Researchers have questioned the ambitious assumption of the UK Committee on Climate Change (CCC) that global carbon emissions can peak by 2016.
Whilst the researchers agree that global emissions should peak ‘as soon as possible' – an aim agreed by the United Nations at a 2010 conference – their new research, published recntly, Tuesday 9 August, in IOP Publishing's Environmental Research Letters suggests that 2016 is implausibly early.
Instead, it suggests that 2020 might be a more realistic year as it allows more time for the global population to adjust to reduction strategies and change their own habits and preferences in favour of low-carbon alternatives.
Based at the University of Manchester, the researchers compared a 2008 study from the CCC with an independent 2009 study by Meinshausen et al.
Under the CCC's most ambitious emission scenario, after peaking in 2016, carbon emissions fall at 3.5% per year. The CCC states this reduction rate is compatible with economic growth and would result in a 55% probability of dangerous climate change. (In its study, the CCC resigns itself to the fact that achieving a 0% probability is impossible.)
According to the CCC's model, if emissions peak in 2020 instead, achieving a 55% probability of dangerous climate change would require the resultant yearly reductions to rise to 5% per year.
There is, however, a disparity between the CCC's model and the model used in the 2009 independent study. According to the independent study, a 2020 peak and a yearly reduction rate of 5% brings with it a 70% chance of dangerous climate change.
If this probability was brought down to 55%, the reduction rate would rise to 9% per year, compared with the 5% obtained by the CCC.
‘It would be good to know more about why these two studies differ so much', said lead author, Richard Starkey.
Despite these differences, the researchers found that according to both studies, reducing the probability of dangerous climate change to 50% would require reduction rates in carbon emissions of 10% or more per year if emissions peak in 2020. Such reduction rates, they suggest, are not compatible with continued economic growth.

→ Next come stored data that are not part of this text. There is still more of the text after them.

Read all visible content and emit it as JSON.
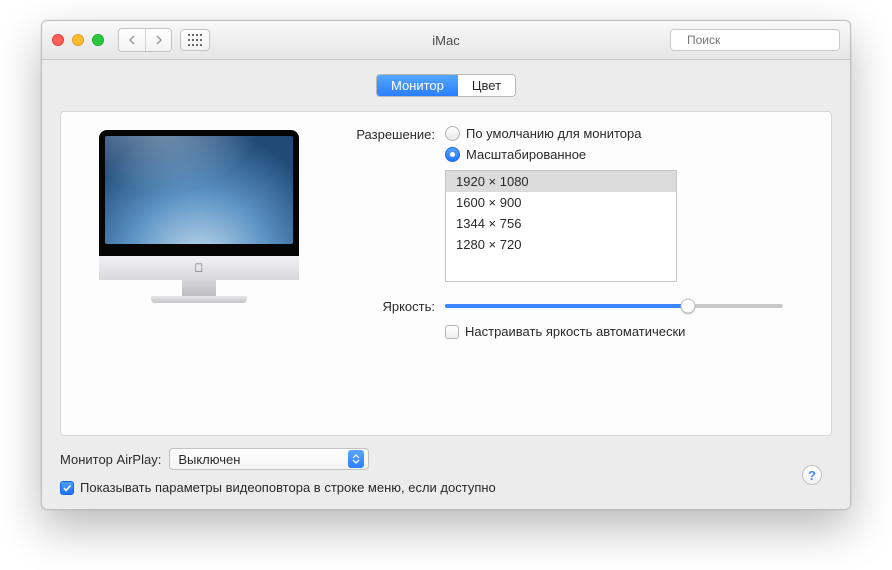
{
  "window": {
    "title": "iMac",
    "search_placeholder": "Поиск"
  },
  "tabs": {
    "monitor": "Монитор",
    "color": "Цвет"
  },
  "resolution": {
    "label": "Разрешение:",
    "default_option": "По умолчанию для монитора",
    "scaled_option": "Масштабированное",
    "list": {
      "0": "1920 × 1080",
      "1": "1600 × 900",
      "2": "1344 × 756",
      "3": "1280 × 720"
    }
  },
  "brightness": {
    "label": "Яркость:",
    "auto_label": "Настраивать яркость автоматически"
  },
  "airplay": {
    "label": "Монитор AirPlay:",
    "value": "Выключен"
  },
  "mirroring_checkbox": "Показывать параметры видеоповтора в строке меню, если доступно"
}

Starkey explained, ‘Growth requires energy. If you're reducing CO2 emissions very rapidly, you're reducing fossil fuel combustion very rapidly and you've therefore got to plug the gap with either nuclear and renewable energy or energy efficiency. If emission reduction rates get above a certain level, this gap becomes too big to plug completely'.
The ultimate objective of the United Nations Framework Convention on Climate Change is the prevention of dangerous climate change. According to the researchers, this can reasonably be understood as achieving something close to a 0% probability of dangerous climate.
However, as Starkey remarked ‘Our research suggests that when a 2020 peak year is assumed, this objective is unachievable. Indeed, even achieving a 50% probability of dangerous climate change may be incompatible with economic growth'.